Kais Saied has neither the army nor Tunisian public opinion with him. Its only political and economic supporting wall is the Algerian regime. He voluntarily put himself under the orders of the Algerian agenda in the region. As shown by its antagonistic relationship with Morocco and its reception of Brahim Ghali, alias Benbatouche, president of the fanciful Sahrawi republic during the Africa-Japan summit.

Moreover, since Kaïs Saïed stood up at the orders of the Algerian brass, pushing certain Algerian commentators to consider Tunisia as an Algerian provincial, his fall into hell is programmed.

Kaïs Saïed faces a double challenge. First, there is his flagrant failure to convince Tunisians of the relevance of his political project. The historically low abstention rate and the multiple calls for his resignation underline both his loneliness and the impasse towards which he is leading the country.

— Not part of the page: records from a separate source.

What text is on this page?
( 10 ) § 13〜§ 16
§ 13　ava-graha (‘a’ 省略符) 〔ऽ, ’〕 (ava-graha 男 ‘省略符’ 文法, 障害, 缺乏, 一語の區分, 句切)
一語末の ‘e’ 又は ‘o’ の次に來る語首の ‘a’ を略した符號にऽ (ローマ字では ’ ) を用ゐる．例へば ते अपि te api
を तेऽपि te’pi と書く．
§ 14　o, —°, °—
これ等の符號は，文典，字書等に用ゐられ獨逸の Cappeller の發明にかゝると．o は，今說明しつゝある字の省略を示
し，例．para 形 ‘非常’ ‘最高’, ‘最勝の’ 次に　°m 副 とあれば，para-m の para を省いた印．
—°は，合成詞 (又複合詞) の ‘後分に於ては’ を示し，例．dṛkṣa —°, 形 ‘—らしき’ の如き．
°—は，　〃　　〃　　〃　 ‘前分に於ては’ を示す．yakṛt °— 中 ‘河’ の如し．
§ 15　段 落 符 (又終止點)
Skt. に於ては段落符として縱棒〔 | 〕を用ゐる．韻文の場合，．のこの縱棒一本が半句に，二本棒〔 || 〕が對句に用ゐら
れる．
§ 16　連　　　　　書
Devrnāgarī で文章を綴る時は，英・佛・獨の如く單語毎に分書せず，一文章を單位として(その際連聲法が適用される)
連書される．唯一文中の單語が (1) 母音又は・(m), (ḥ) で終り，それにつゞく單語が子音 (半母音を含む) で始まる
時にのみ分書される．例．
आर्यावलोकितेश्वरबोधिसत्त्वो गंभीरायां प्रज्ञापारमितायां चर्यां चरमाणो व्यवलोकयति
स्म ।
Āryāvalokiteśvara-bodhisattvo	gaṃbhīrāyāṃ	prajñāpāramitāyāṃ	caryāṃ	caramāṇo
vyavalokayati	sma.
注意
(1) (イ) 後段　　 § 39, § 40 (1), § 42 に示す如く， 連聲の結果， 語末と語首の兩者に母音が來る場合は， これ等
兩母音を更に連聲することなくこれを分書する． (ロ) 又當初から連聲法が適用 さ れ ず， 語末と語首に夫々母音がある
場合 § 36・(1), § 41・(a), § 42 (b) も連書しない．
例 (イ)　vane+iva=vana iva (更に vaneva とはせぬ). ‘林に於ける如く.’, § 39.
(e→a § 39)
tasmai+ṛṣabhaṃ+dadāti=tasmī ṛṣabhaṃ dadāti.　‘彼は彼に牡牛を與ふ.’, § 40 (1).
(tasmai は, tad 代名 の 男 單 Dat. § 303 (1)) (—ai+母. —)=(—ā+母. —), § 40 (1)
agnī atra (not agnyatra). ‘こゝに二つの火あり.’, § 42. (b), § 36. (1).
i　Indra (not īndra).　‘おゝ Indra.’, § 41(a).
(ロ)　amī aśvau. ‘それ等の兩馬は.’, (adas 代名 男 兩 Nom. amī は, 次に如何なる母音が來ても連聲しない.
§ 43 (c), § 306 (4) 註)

The other challenge concerns international partners. If the Algerian neighbor is going to exploit this Tunisian dependence to the dregs, it will not be able to replace aid and international economic facilities, in particular those of the IMF, likely to lessen the effects of the crisis.

If the French President, Emmanuel Macron, has repeatedly promised to help Kaïs Saïed, he could not do so, despite all his good will, in the face of such a loss of credibility and such spectacular loneliness.

The American administration, contrary to the French perception, does not take gloves to criticize the dictatorial turn of Kais Saied. It demands greater political integration in Tunisia. Which is equivalent to telling the Tunisian president to abandon his vocation as an irremovable dictator. What by conviction, he is incapable today.

Currently, Tunisia is experiencing a sequence of great danger. The economic crisis, coupled with the political deadlock, can lead to instability and unprecedented haemorrhage in this country considered by many to be the cradle of the Arab springs.

And obviously the evocation of the Islamist danger whose existence is undoubtedly real, and the excuse for its eradication, did not convince the Tunisians to give their confidence and their support to the political project of Kais Saied. He remained alone, isolated, in total failure in his attempt to create a parliament that can neither censure the government nor dismiss the president.

The whole question today is to know until when is this Tunisian situation tenable in the presence of a political class in total rupture with the president? of a Tunisian opinion in a posture of defiance with regard to the Palace of Carthage? and of an international community nourished by the feeling of distrust which refuses to endorse the creation of a dictatorship with assumed authoritarian impulses?

The answer to these questions depends on the social and political stability of this country.